I discovered** bread baking after college, during the painful summer after graduation when I was trying to figure out why the hell I was back in Alaska, and what was I going to do with myself now that I was there. Part of the answer was learn to bake bread. Or rather learn to make sourdough cinnamon rolls. I cannot now really explain why I was suddenly seized with a need for sourdough cinnamon rolls. (Possibly it is obvious. I still think it's obvious, but I don't want to maintain the starter.) But making a batch of sourdough starter lead me to the mundane pleasure of baking bread, after the intense craving for cinnamon rolls wore off.

This is the first bread I have baked in my new home. I have had this nagging sense that I am not really at home in a place until I have baked bread in it. Baking bread satisfies me on a level that seems entirely disproportionate to either the effort or the outcome. When the outcome is something as altogether splendid as fresh bread that says something about the level of satisfaction involved.
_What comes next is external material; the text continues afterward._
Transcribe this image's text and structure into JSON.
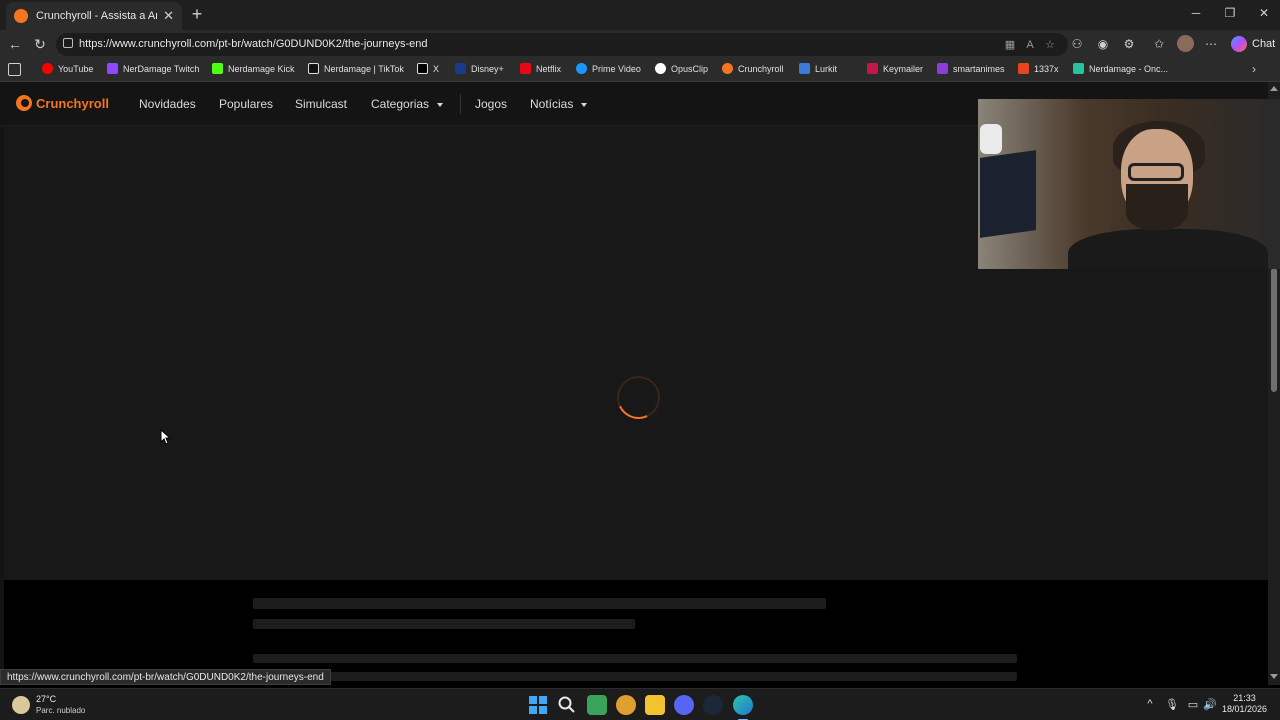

I like the work of kneading***, the way that my hands and shoulders feel the effort of pressing into the dough again and again. One loaf's worth of dough is fairly trivial, but when you make a larger batch of bread, it becomes work. That ten minutes of lifting, turning, and leaning into the dough becomes an eternity. The dough itself transforms under the constant movement and pressure. It metamorphoses from an unconsolidated glop which sticks to everything into a coherent springy ball. It is a sensuous process, not judgeable from a strictly intellectual standpoint -- the classic description of well kneaded bread is that be the texture of an earlobe, which is true enough to be moderately useful.

Kneading provides space for prayer or meditation if one inclines that way. Since a normal batch of bread for me is two loaves, one to keep and one to give, I often ponder my relationship with the recipient, working it out as I work the dough. I don't think I have ever baked bread for someone and remained angry with them. I have been known to bake bread for people, whom I am angry with, for this reason. Not that I am angry with the eventual beneficiaries of my efforts tonight (there will be a second batch tomorrow). Homemade bread is love made edible. A tangible blessing for a time when we have very few rituals of blessing left in our cultural vocabulary. An appropriate way to welcome my friends' child.
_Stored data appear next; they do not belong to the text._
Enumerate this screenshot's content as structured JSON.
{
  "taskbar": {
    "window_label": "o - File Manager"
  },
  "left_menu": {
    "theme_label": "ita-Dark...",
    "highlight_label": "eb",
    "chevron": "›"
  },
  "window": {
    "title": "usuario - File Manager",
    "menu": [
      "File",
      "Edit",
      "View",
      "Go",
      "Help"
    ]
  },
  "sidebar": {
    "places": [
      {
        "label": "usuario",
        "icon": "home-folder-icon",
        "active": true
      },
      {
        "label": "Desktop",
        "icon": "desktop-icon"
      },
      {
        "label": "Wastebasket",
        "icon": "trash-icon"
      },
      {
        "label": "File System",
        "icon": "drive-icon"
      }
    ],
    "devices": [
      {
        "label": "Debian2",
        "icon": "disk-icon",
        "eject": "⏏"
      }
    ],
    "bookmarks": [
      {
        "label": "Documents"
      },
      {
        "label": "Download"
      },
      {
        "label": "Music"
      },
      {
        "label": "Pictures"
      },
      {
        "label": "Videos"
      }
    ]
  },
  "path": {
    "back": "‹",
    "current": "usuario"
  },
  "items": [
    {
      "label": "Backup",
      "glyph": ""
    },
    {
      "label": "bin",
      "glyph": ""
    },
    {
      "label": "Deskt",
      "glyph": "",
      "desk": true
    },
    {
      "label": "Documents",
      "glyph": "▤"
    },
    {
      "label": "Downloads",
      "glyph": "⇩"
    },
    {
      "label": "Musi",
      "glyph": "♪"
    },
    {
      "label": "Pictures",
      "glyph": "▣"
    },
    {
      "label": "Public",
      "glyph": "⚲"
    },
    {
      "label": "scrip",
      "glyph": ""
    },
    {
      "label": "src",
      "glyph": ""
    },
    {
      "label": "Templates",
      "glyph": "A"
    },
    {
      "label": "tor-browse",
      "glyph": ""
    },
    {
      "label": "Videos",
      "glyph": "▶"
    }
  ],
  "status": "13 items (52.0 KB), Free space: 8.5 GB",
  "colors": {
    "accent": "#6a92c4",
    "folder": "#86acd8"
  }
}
The bread is in the oven now, and the smell is intoxicating. When I was in high school, I couldn't sleep through the smell of baking bread.

I contemplated giving the recipe here, but I've tentatively decided that there is so much to talk about on the subject of bread baking, that simply giving a recipe is not enough. So rather than give the recipe, I reiterate my suggestion of the Tassajara Bread Book. Eventually I will feel confidant enough of my subject to do it justice.
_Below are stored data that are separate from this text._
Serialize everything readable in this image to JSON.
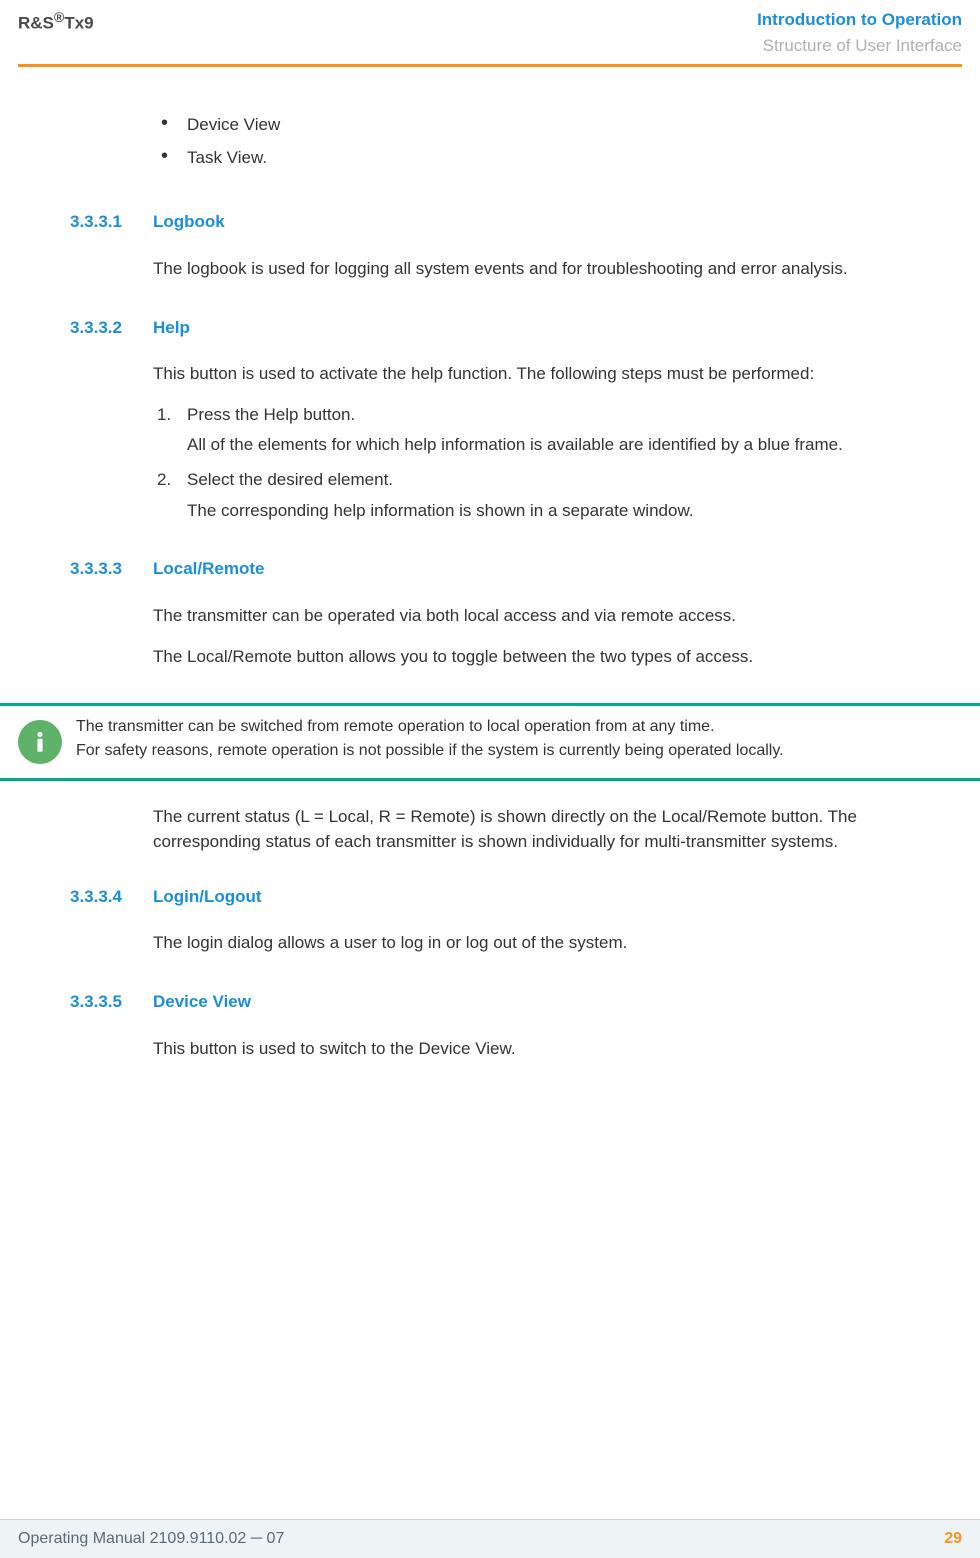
{
  "header": {
    "product_prefix": "R&S",
    "product_suffix": "Tx9",
    "chapter": "Introduction to Operation",
    "section": "Structure of User Interface"
  },
  "intro_bullets": [
    "Device View",
    "Task View."
  ],
  "sections": [
    {
      "num": "3.3.3.1",
      "title": "Logbook",
      "paras": [
        "The logbook is used for logging all system events and for troubleshooting and error analysis."
      ]
    },
    {
      "num": "3.3.3.2",
      "title": "Help",
      "paras": [
        "This button is used to activate the help function. The following steps must be performed:"
      ],
      "steps": [
        {
          "main": "Press the Help button.",
          "sub": "All of the elements for which help information is available are identified by a blue frame."
        },
        {
          "main": "Select the desired element.",
          "sub": "The corresponding help information is shown in a separate window."
        }
      ]
    },
    {
      "num": "3.3.3.3",
      "title": "Local/Remote",
      "paras": [
        "The transmitter can be operated via both local access and via remote access.",
        "The Local/Remote button allows you to toggle between the two types of access."
      ],
      "info": [
        "The transmitter can be switched from remote operation to local operation from at any time.",
        "For safety reasons, remote operation is not possible if the system is currently being operated locally."
      ],
      "after": [
        "The current status (L = Local, R = Remote) is shown directly on the Local/Remote button. The corresponding status of each transmitter is shown individually for multi-transmitter systems."
      ]
    },
    {
      "num": "3.3.3.4",
      "title": "Login/Logout",
      "paras": [
        "The login dialog allows a user to log in or log out of the system."
      ]
    },
    {
      "num": "3.3.3.5",
      "title": "Device View",
      "paras": [
        "This button is used to switch to the Device View."
      ]
    }
  ],
  "footer": {
    "left": "Operating Manual 2109.9110.02 ─ 07",
    "page": "29"
  }
}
*My mixer does not live on the kitchen table but I was afraid it might have to. Instead, it lives in the cupboard under the sink, which may or may not be better.
** Or rather rediscovered, when I was little Mom often baked our week's bread. The smells and the process were deeply familiar to me when I began to bake, even though I had not been paying attention -- I'd been more interested in skating around the kitchen with my feet in the loaf pans.
***I probably will go back to the pleasure of doing the whole thing by hand.